With his mission accomplished, Rico walks away from the scene, gleefully ranting, raving, gesturing, and proffering insults to the excavation workers around him. A police car is seen catching up with him just as the film ends.

==Cast==
- Michel Serrault as Rico
- Carole Laure as Martine Vannier
- Eddy Mitchell as Maurice Bruno
- Laurent Malet as Teddy
- Claude Brosset as Albert
- Jean-Pierre Mocky as Inspector Granowski
- Géraldine Danon as Cathy, Martine's sister

== Reception ==
À mort l'arbitre wasn't as successful as hoped for in French cinemas (box office figures of 359,972 - 103,804 of those in Paris) though it did receive largely favorable reviews, with Jacques Morice of Télérama describing Michel Serrault as impeccable and chilling in his role as a belligerent proletarian.
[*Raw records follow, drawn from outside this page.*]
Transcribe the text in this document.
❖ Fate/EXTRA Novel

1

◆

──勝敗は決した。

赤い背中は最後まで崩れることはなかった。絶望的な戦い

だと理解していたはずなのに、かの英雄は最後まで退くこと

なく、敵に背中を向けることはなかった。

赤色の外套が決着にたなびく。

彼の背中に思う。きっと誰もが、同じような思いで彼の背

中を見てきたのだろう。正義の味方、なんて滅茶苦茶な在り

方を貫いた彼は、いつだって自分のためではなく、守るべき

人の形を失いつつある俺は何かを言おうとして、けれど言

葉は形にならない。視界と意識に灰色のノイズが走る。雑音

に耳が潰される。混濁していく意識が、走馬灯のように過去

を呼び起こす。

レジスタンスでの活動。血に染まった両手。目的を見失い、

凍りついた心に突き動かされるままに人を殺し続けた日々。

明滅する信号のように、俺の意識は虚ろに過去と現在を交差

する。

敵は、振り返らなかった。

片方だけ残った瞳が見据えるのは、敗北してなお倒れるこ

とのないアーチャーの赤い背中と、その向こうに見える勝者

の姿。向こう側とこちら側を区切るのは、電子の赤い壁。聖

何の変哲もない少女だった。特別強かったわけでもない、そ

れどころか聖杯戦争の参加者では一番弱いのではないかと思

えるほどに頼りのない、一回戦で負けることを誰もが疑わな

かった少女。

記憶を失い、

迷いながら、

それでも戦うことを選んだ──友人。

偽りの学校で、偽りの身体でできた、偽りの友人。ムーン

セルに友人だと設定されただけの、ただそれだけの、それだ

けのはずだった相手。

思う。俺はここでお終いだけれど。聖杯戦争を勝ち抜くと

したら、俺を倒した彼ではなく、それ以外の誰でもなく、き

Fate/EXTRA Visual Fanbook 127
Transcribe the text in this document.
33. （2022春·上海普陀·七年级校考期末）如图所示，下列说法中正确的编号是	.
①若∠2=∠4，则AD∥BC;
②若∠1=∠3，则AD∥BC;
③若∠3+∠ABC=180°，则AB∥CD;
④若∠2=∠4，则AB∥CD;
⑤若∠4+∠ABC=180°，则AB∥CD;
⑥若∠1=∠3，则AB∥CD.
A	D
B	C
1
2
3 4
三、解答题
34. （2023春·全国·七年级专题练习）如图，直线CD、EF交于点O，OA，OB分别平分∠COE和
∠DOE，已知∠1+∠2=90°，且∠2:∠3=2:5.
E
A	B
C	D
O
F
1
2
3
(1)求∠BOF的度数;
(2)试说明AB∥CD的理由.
Not until it was seen on French television by 17 million viewers in 1989, as part of a series called Dossiers de l'écran (literally "screen files": each episode consisted of the broadcast of a film dealing with a chosen theme followed by discussions with studio guests on the same theme) and after the Hillsborough and Heysel disasters, did À mort l'arbitre become a success and begin to establish itself as a cult film and one of director Jean-Pierre Mocky's classics.

In 2006 French newspaper Libération described the film as a disturbing, and still relevant, satire on the fanaticism of football supporters, and the director Jean-Pierre Mocky as one of the rare French film makers capable of making such a high-caliber, risk-taking social drama.